The contract calls for General Atomics to build and demonstrate the MQ-9 Hunter-Killer drone, also known as the Predator B, for the U.S. Air Force.
Compared with the original Predator, which has been widely used in Iraq and Afghanistan, the MQ-9 aircraft can fly twice as high and carry a bigger payload of weapons.
Executives at GA Aeronautical Systems could not be reached for comment yesterday. The company employs about 1,200 and has about 800,000 square feet of manufacturing and office space throughout Southern California.
The deal highlights the Air Force’s growing reliance on remotely piloted aircraft, including Northrop Grumman Corp.’s high-flying Global Hawk reconnaissance plane, which was developed in San Diego.
Contract options for the MQ-9 include retrofitting four aircraft to the new configuration, as well as communications and ground-and flight-test facility upgrades.
The first-generation Predator can fly as high as 25,000 feet and stay aloft for up to 40 hours. It can provide real-time video feeds to U.S. troops on the ground and fire two Hellfire anti-tank missiles.
The new version of the aircraft is designed to fly as high as 50,000 feet. It can carry a total of 16 Hellfires – as many as the Army’s Apache helicopter.
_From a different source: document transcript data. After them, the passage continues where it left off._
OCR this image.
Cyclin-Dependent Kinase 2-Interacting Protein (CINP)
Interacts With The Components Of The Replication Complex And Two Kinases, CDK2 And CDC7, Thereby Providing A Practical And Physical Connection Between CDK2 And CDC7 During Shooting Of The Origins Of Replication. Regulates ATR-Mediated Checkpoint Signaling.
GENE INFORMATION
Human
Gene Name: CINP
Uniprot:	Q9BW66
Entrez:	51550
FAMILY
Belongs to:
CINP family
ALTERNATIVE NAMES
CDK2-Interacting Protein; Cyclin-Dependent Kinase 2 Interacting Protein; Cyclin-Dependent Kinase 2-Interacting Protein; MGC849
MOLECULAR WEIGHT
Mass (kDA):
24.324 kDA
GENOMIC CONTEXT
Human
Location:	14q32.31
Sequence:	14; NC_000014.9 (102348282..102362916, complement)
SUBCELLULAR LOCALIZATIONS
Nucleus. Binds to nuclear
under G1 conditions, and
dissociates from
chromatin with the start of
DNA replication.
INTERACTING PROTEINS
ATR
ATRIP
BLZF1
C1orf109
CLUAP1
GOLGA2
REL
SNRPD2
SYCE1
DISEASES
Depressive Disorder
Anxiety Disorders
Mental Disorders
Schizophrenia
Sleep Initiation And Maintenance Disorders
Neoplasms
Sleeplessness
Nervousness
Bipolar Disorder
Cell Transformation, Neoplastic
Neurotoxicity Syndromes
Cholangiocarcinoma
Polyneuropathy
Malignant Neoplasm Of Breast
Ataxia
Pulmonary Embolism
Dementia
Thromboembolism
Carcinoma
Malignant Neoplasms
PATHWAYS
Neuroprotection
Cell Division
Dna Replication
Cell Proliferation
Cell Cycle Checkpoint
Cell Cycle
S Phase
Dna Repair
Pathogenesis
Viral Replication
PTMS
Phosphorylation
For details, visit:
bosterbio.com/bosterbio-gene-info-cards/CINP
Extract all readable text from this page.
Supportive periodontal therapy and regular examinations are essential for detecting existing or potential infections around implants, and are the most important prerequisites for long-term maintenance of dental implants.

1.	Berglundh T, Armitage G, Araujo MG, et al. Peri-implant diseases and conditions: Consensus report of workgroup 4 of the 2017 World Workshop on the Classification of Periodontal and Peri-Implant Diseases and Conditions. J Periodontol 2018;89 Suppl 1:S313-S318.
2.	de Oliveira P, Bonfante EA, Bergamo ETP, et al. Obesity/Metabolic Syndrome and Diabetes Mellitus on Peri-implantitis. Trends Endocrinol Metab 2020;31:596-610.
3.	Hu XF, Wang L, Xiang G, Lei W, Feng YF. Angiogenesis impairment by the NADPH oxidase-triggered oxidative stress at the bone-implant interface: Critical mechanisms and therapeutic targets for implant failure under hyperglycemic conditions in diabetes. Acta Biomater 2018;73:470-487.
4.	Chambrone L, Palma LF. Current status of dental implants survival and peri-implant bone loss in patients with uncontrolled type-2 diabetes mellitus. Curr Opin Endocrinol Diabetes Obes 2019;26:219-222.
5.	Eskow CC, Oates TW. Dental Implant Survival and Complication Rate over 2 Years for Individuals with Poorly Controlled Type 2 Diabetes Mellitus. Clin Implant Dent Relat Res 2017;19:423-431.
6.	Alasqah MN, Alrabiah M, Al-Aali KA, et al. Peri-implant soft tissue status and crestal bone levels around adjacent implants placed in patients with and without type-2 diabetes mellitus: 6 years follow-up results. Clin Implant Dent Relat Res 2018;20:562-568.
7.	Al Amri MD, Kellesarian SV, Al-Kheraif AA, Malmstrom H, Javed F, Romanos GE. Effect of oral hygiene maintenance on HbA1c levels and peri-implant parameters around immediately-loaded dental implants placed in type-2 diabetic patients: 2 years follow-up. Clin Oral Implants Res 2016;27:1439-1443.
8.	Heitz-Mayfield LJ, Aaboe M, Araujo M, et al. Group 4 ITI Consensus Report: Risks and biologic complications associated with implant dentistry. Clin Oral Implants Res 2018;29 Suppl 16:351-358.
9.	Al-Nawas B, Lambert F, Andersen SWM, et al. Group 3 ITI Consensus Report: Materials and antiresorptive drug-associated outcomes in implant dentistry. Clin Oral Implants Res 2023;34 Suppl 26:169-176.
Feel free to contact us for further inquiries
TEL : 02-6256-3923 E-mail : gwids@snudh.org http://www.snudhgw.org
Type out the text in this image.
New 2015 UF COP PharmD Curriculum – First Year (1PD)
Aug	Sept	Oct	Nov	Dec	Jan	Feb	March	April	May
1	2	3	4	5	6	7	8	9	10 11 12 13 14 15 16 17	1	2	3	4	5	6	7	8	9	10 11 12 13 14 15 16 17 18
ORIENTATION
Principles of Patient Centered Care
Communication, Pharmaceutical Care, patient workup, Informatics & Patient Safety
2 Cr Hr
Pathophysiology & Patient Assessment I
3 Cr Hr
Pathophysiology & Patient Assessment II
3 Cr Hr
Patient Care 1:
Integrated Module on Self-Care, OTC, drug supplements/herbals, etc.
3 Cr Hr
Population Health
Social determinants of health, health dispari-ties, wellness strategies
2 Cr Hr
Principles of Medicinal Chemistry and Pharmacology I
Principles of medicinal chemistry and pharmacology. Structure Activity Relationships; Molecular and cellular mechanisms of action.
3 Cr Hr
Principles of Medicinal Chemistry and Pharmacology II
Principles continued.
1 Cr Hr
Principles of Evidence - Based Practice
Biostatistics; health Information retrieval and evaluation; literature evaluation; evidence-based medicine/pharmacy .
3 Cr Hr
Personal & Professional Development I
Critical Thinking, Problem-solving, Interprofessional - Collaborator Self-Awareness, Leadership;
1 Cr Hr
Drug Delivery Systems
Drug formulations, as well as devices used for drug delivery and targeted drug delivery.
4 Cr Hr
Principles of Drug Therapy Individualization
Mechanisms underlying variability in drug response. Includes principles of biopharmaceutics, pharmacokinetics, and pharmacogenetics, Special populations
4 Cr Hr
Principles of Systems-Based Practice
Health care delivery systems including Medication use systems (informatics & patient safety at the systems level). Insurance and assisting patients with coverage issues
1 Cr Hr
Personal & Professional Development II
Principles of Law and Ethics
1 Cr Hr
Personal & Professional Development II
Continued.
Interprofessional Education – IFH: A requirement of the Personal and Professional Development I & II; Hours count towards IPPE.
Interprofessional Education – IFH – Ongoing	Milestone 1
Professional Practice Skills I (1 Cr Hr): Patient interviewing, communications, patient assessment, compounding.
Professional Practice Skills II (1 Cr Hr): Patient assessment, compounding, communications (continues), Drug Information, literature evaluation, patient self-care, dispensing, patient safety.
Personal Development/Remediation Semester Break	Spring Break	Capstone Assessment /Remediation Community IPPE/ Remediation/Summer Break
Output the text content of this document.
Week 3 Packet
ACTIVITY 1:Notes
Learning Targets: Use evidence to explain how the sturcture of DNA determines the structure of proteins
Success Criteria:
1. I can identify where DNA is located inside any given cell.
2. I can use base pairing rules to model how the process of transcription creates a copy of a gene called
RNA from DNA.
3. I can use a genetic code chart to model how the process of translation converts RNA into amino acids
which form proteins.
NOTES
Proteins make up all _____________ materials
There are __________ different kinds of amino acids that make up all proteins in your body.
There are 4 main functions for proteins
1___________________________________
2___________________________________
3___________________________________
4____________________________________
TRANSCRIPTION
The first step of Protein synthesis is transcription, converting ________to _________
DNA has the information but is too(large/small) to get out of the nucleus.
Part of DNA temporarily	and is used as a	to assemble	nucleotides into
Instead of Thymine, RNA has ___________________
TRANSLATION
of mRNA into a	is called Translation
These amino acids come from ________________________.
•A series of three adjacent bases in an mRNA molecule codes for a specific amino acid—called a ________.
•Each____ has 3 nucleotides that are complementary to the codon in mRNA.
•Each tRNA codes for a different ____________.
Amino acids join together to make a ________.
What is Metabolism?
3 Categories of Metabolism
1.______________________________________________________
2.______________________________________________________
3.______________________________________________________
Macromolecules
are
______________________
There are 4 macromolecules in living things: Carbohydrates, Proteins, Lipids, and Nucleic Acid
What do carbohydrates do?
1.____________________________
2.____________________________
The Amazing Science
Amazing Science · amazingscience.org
General Atomics said last month it has manufactured 126 Predators since it began making the unmanned aircraft in San Diego more than a decade ago. Six of those were the MQ-9 second-generation plane.
Earlier this month, the Air Force said it planned to spend $5.7 billion to buy enough Predators to equip 15 squadrons over the next five years, compared with the current three squadrons.
The Predator’s main mission so far has been surveillance and reconnaissance. But in November 2002, a Predator fired a missile at a civilian vehicle carrying suspected guerrillas in Yemen, the first such reported offensive use of the drone.